To begin to understand the patterns of DNA changes that result from neutral mutation, Hwang and Green developed a new version of a powerful statistical technique that they call “Bayesian Markov chain Monte Carlo sequence analysis.” Basically, the technique enables them to feed in sequence information from genomes of different organisms and discern patterns that can distinguish models of mutational mechanisms.
According to Green, the statistical approach offers an effective way to analyze models that are very difficult or impossible to solve analytically. “Until recently,” he said, “the state of the art in the molecular evolution field was to use models that people knew were gross over-simplifications, but had the merit that you could solve them analytically. Without doing too much computation, you could make estimates of mutation rates of various sorts. However, the cost of that simplified approach was a model that is unrealistic.”
In particular, he said, the standard model treated all positions in the sequence as evolving independently of each other, rather than taking into account context effects, in which the identity of neighboring nucleotides influences the nature and rate of mutations.
“While a few other investigators have been working on how to take into account context effects, I think we are doing it in a more rigorous, more complete way,” said Green. Without such a rigorous approach, he said, models of evolution could give erroneous results regarding the effects of mutation.
“I think the more realistic you can make the model, the less likely you are to be led astray by drawing conclusions that really had more to do with the deficiencies of your model than with the underlying reality,” said Green.
Hwang and Green tested their analytical approach by using it to compare the sequences of corresponding genome segments from 19 mammalian species, including human, horse, lemur, rat, rabbit, hedgehog and armadillo. Such comparisons among species across the mammalian evolutionary tree can provide insight into how mutational patterns have changed over evolutionary time.
They focused their analysis on a 1.7 million base-pair DNA segment known as the “greater cystic fibrosis transmembrane conductance regulator region,” which was sequenced in the 19 mammals by Eric Green and his colleagues at the National Human Genome Research Institute. To concentrate on the neutrally evolving DNA, Hwang and Phil Green excluded the genes from those segments and compared what was left.
According to Green, the comparison of context-dependent mutation in the segments across the species revealed that the CpG mutations, unlike other mutation types, accumulated in a regular clock-like fashion. The analysis also distinguished other sources of naturally occurring mutations and their variation due to biological and biochemical influences, and appears to offer some insight into factors such as generation time and population size that have varied in mammalian evolution.
Green concluded that by contributing to a better understanding of naturally occurring mutations, the technique would help in understanding both how genetic disease arises and how evolution has occurred.
A next step, he said, will be to extend the analysis to sites on the genome that are not evolving neutrally.

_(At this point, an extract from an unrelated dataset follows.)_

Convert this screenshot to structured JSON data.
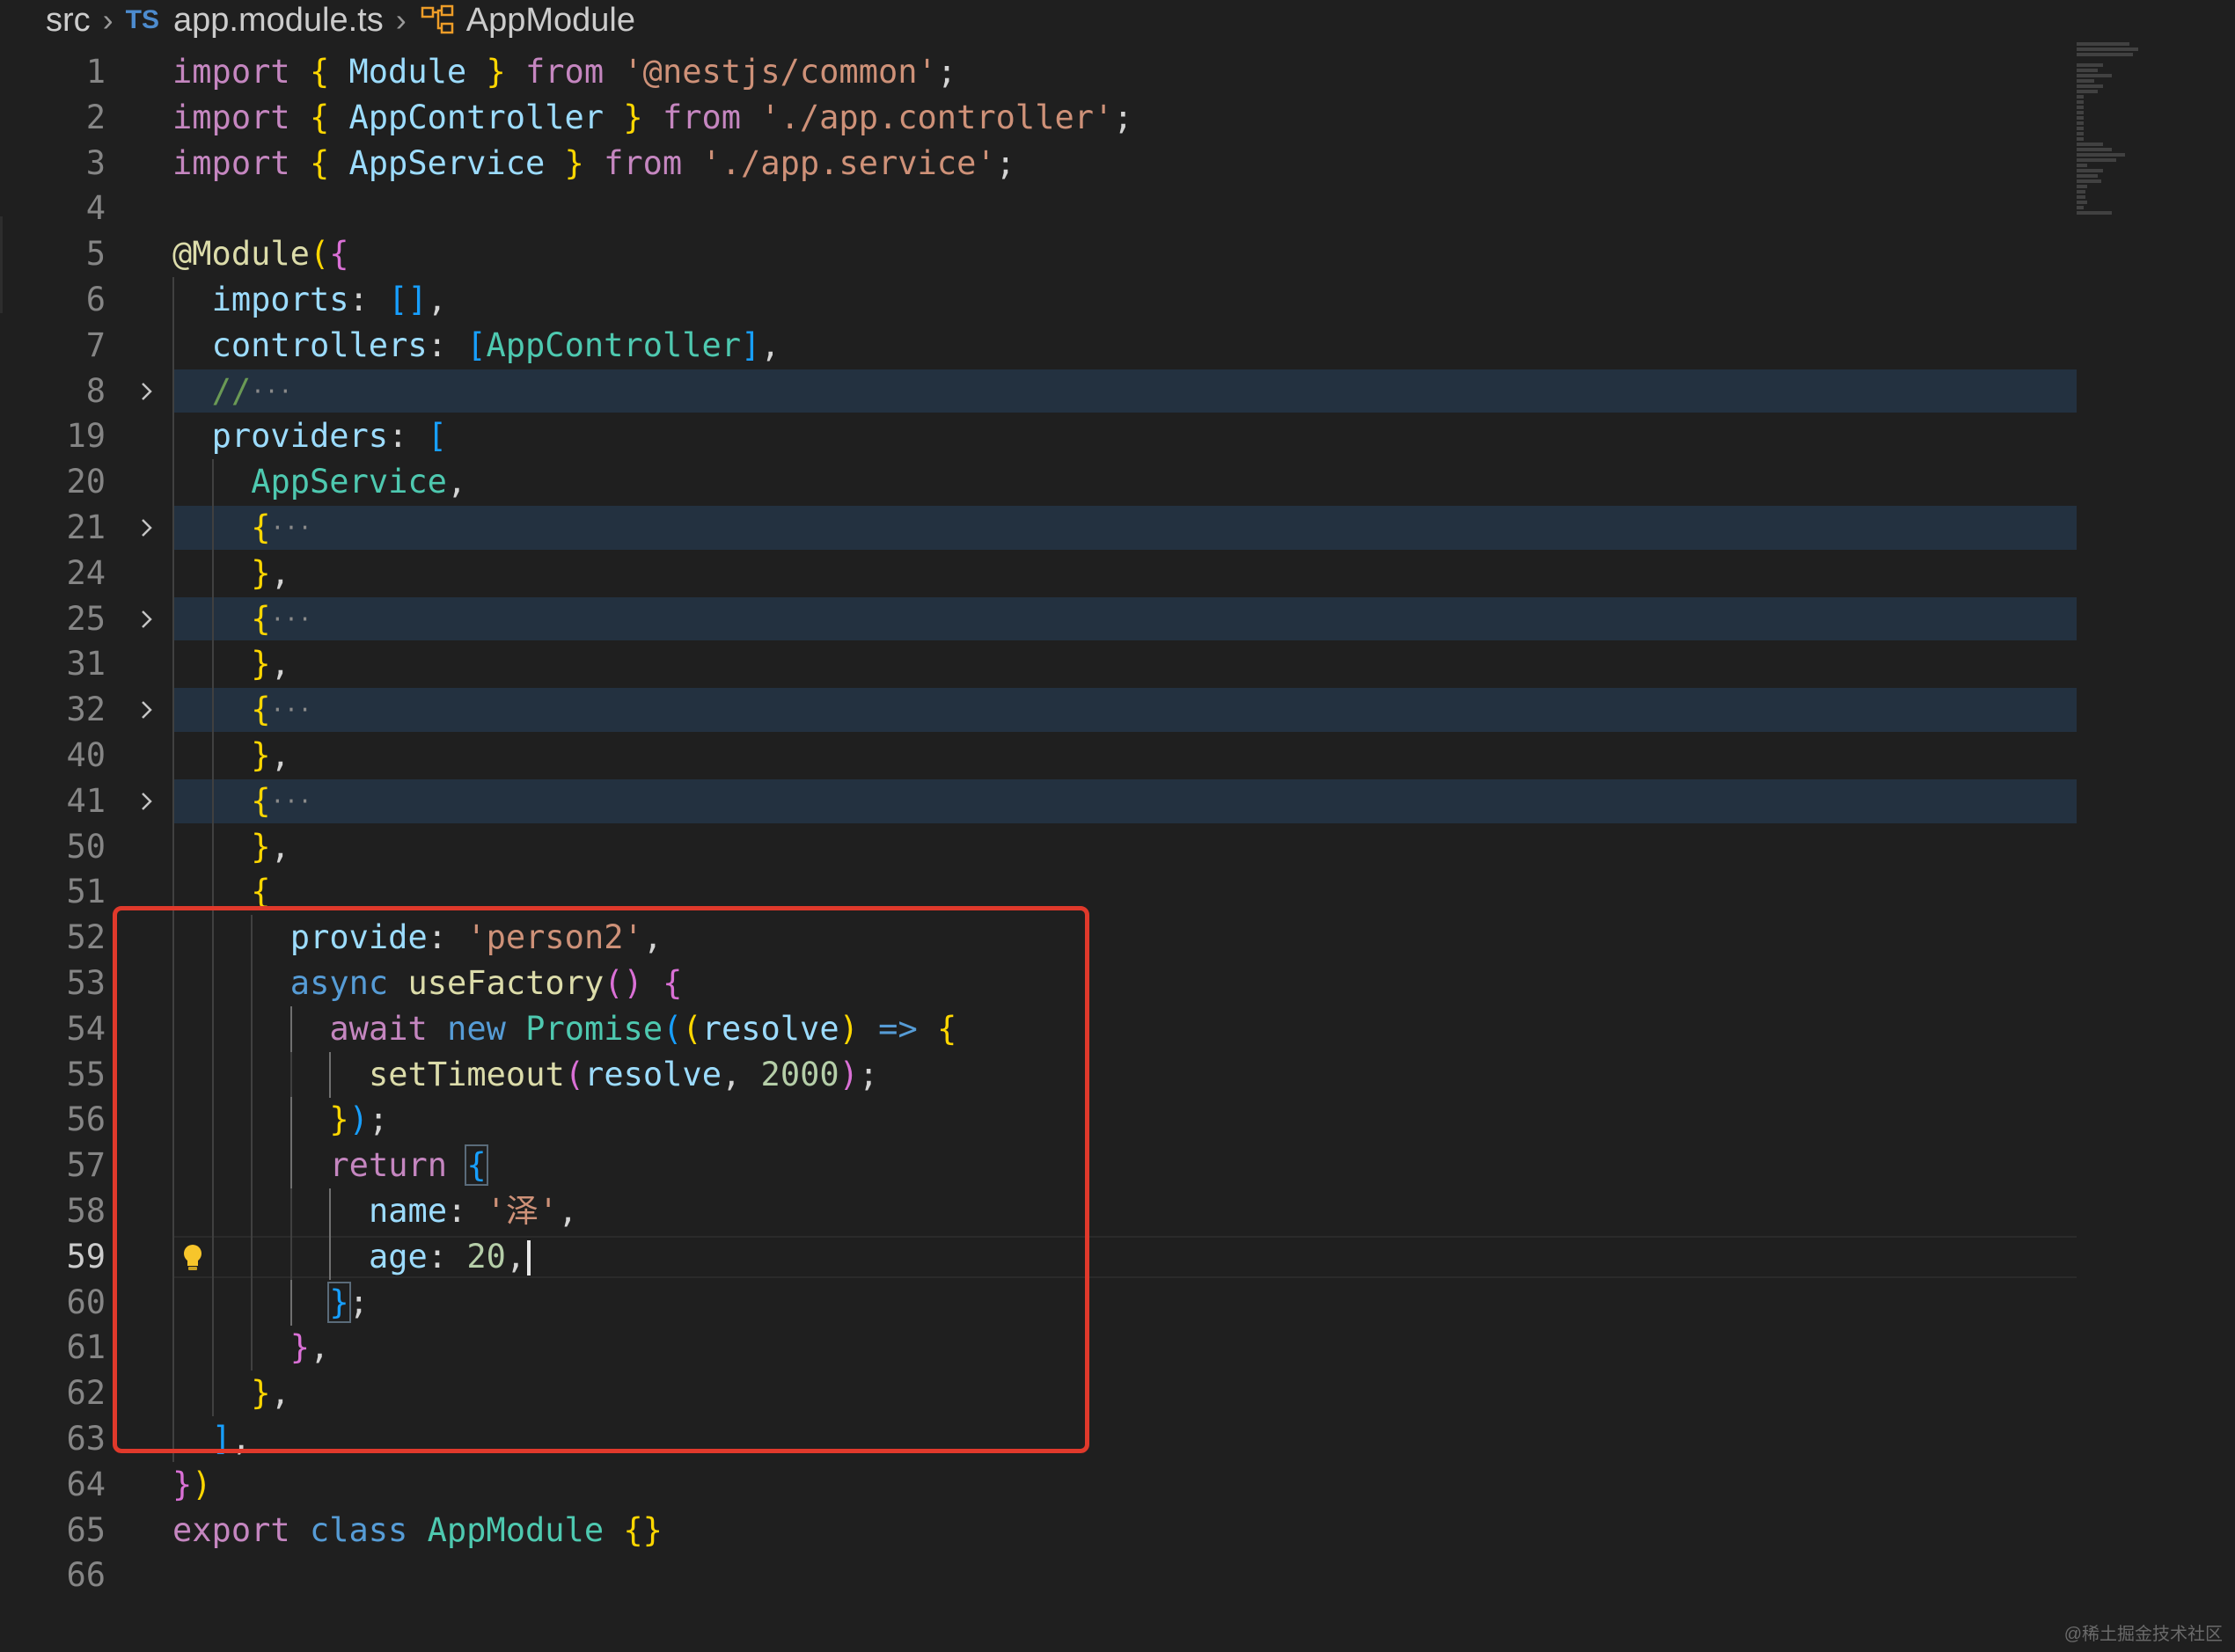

This should help identify genomic regions that were not previously recognized to be of functional importance, said Green. Also, he said, such analyses could offer considerable insight into how patterns of natural selection have varied across different species in the course of evolution.
“A more complex model of the neutral process should start to pay for itself in exploring these phenomena, because you’re frequently looking for relatively subtle effects,” said Green.